아키텍처 변형: DeiT, Swin 및 BEiT

원래 ViT는 막대한 양의 데이터(JFT-300M, 3억 개의 이미지)가 필요했습니다. CNN을 능가합니다. 이러한 제한으로 인해 보다 데이터 효율적인 변형이 개발되었습니다.

모델	년도	주요 혁신	ImageNet 상위 1위	매개변수
ViT-B/16	2020	첫 번째 ViT, JFT-300M 필요	81.8%	86M
데이티비(DeiT-B)	2021	CNN 교사의 증류, ImageNet에만 해당	83.1%	87M
스윈-B	2021	Shifted Window Attention, 계층적	85.2%	88M
BEIT-L	2022년	마스크된 이미지 모델링(비전용 BERT)	87.4%	307M
데이트 III-H	2022년	고급 훈련 레시피	87.7%	632M
ViT-G (EVA)	2023년	1B 매개변수로 확장, CLIP 사전 훈련	89.6%	1.0B

DeiT(데이터 효율적인 이미지 변환기) Facebook AI 및 아마도 변형 연습에 가장 중요한 것: 증류 토큰 배울 수 있게 해주는 것 RegNet 또는 ConvNext와 같은 CNN 교사로부터 ImageNet-1K만으로 탁월한 성능을 얻습니다.
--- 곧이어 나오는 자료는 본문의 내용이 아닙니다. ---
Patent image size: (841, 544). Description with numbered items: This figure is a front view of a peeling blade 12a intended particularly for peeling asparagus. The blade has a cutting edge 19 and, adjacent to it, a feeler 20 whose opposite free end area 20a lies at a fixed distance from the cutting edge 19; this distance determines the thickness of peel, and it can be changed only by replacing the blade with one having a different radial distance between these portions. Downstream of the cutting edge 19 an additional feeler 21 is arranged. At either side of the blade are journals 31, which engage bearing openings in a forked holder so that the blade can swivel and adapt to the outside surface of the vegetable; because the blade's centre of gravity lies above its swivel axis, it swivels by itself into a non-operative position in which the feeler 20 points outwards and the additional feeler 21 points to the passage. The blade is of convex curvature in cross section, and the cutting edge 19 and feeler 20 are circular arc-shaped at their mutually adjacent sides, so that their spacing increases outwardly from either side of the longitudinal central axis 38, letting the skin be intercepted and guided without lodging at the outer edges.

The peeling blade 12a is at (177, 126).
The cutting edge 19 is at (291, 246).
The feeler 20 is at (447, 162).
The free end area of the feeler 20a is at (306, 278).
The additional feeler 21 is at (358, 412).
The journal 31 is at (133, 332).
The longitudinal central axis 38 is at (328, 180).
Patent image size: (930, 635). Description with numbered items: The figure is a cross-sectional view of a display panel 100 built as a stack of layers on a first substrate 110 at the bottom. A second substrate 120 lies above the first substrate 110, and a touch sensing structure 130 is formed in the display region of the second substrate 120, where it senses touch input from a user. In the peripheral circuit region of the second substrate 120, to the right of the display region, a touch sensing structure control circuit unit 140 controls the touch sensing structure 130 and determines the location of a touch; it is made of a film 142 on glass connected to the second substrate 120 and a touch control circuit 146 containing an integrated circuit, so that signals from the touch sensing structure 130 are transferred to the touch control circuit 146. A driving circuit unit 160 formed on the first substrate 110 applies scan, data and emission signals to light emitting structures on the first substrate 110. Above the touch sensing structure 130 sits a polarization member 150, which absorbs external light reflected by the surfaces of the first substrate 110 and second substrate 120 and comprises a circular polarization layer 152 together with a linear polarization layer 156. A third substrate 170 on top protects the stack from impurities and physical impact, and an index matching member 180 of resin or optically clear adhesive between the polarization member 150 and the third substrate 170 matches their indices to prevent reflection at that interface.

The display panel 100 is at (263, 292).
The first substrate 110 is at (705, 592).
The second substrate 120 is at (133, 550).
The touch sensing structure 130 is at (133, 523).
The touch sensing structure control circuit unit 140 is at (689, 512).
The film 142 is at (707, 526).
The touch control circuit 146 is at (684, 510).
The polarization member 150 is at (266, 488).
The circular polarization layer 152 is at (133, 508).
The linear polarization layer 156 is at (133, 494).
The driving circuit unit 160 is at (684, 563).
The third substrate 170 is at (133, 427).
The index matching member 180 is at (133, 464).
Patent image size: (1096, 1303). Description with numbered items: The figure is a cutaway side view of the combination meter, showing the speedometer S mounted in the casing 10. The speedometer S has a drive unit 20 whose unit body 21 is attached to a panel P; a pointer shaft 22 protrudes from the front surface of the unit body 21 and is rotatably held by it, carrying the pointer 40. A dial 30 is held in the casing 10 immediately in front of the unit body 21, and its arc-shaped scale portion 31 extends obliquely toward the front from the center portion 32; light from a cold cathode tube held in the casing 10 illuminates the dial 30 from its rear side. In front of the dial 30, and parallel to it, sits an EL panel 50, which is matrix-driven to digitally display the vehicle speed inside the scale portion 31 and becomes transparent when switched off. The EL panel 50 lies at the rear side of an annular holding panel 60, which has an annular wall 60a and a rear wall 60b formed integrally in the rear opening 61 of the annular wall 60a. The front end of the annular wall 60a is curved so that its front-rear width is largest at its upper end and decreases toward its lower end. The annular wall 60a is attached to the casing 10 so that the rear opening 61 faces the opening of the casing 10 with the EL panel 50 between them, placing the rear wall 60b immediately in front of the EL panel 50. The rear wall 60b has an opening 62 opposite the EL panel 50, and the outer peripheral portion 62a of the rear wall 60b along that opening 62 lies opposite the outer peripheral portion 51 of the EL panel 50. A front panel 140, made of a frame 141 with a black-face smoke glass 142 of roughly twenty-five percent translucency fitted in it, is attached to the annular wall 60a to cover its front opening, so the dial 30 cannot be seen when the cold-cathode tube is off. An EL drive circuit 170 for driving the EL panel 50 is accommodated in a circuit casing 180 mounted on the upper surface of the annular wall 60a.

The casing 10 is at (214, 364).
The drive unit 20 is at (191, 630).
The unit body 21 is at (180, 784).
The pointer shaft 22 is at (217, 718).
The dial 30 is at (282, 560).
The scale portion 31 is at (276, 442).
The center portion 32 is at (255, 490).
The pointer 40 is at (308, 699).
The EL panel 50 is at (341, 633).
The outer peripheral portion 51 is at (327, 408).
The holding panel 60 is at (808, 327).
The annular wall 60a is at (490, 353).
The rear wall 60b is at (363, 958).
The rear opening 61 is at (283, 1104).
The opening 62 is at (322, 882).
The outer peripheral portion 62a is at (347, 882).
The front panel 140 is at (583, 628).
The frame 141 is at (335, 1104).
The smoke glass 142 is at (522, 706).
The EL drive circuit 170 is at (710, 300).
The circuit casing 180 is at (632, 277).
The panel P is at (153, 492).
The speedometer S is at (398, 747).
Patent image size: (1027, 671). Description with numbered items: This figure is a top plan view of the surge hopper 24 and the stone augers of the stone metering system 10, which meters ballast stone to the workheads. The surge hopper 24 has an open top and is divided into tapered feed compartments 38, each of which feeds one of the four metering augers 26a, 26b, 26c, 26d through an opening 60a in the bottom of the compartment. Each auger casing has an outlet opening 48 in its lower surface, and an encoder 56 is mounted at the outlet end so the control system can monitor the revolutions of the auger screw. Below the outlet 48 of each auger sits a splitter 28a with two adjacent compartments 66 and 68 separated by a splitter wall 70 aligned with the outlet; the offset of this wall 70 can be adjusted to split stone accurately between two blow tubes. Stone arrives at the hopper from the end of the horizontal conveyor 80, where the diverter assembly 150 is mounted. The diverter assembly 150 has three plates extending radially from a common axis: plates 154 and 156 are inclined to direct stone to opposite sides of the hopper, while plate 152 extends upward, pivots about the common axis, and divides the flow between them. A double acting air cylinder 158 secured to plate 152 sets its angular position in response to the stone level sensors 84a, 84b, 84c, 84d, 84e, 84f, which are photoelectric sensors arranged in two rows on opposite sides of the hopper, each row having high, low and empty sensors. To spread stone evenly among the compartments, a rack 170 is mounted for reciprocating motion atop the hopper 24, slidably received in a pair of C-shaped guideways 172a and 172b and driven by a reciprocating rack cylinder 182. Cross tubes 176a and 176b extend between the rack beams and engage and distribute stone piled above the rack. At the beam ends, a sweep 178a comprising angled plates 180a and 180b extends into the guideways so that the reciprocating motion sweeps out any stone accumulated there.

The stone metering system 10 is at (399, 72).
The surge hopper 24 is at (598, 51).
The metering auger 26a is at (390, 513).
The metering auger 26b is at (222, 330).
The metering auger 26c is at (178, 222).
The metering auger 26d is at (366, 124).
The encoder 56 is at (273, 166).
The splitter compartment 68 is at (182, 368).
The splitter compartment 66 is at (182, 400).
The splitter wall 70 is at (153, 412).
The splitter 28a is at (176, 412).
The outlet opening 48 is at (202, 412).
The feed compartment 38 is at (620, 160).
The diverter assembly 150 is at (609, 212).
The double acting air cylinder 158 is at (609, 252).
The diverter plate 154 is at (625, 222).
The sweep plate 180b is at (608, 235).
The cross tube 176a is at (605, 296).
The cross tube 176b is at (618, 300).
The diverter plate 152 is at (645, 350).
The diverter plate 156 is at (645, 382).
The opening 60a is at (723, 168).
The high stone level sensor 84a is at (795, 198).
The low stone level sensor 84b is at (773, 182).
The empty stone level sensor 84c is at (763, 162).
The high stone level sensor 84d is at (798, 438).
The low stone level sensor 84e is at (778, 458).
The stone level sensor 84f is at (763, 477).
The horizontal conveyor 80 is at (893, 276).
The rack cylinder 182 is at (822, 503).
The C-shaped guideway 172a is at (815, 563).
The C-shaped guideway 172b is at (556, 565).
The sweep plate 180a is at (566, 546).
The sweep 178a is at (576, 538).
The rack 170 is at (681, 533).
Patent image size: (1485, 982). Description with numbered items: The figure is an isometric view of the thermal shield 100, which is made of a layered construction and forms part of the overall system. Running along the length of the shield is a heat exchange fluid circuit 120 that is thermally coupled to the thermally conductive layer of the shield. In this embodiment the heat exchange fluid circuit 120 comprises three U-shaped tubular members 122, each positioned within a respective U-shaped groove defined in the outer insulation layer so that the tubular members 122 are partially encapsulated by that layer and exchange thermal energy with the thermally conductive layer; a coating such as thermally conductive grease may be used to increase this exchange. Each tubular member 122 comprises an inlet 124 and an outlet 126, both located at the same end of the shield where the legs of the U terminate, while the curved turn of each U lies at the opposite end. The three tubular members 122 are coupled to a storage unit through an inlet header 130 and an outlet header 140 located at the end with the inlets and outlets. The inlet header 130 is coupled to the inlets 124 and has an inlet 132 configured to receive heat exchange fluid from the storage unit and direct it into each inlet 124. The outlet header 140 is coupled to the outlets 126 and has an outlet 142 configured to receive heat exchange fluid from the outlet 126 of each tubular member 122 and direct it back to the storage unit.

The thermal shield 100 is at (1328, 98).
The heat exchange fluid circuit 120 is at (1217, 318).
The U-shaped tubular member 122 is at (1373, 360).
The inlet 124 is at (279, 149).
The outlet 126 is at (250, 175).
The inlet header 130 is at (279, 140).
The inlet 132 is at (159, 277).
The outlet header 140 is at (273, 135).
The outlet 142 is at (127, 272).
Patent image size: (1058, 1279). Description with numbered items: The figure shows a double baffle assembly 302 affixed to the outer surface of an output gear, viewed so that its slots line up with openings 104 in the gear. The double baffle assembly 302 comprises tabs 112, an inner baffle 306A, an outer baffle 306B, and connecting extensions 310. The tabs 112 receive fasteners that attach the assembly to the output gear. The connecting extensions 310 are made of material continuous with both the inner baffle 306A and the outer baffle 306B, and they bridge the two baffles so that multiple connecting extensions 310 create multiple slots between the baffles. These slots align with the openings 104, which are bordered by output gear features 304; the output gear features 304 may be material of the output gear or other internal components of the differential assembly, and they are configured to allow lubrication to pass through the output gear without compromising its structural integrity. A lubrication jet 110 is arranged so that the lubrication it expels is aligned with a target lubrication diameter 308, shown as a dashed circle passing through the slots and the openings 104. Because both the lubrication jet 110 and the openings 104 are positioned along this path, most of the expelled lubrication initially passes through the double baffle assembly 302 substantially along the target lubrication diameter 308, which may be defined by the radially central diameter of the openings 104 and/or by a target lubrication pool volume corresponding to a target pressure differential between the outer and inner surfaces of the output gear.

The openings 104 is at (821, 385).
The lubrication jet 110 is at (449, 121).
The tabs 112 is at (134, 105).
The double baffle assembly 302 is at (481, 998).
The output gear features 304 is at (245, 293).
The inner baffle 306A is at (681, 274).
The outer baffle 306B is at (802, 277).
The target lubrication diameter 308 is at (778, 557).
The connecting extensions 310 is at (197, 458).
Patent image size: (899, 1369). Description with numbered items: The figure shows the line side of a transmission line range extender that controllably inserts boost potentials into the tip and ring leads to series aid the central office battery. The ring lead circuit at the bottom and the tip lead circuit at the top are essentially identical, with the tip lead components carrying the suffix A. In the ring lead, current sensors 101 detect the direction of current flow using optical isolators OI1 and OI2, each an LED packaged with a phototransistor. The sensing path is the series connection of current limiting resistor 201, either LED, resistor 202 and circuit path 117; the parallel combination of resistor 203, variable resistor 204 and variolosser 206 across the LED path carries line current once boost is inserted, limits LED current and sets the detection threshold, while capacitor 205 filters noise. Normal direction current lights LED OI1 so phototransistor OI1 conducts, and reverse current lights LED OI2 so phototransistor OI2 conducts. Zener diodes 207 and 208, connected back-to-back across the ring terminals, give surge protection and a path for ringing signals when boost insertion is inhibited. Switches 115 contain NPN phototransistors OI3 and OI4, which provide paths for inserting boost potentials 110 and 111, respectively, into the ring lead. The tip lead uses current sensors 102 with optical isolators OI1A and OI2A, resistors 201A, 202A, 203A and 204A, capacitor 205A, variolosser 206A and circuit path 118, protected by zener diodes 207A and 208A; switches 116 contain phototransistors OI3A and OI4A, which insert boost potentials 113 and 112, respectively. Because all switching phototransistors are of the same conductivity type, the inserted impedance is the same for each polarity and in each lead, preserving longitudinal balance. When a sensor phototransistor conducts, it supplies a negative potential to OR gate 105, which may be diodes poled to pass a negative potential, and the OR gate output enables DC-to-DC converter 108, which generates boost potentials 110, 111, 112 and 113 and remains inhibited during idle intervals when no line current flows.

스윈 트랜스포머 주의력의 2차 복잡도 문제를 해결합니다. 소개하는 ShiftedWindows: 관심은 로컬 창 내에서 계산됩니다. 전체 이미지에 대한 것이 아니라 이미지에 대한 선형 계산 비용이 발생합니다. 스윈 CNN과 같은 계층적 표현을 생성하며 탐지를 위해 선호되는 백본입니다. 그리고 세분화.

ViT 사전 훈련 미세 조정

프로덕션에서 ViT를 사용하는 가장 실용적인 방법은 사전 훈련된 모델에서 시작하는 것입니다. ImageNet-21K를 사용하고 데이터세트를 미세 조정하세요. Hugging Face Transformers는 다음과 같은 모든 기능을 제공합니다. 통일된 API를 갖춘 핵심 ViT 모델.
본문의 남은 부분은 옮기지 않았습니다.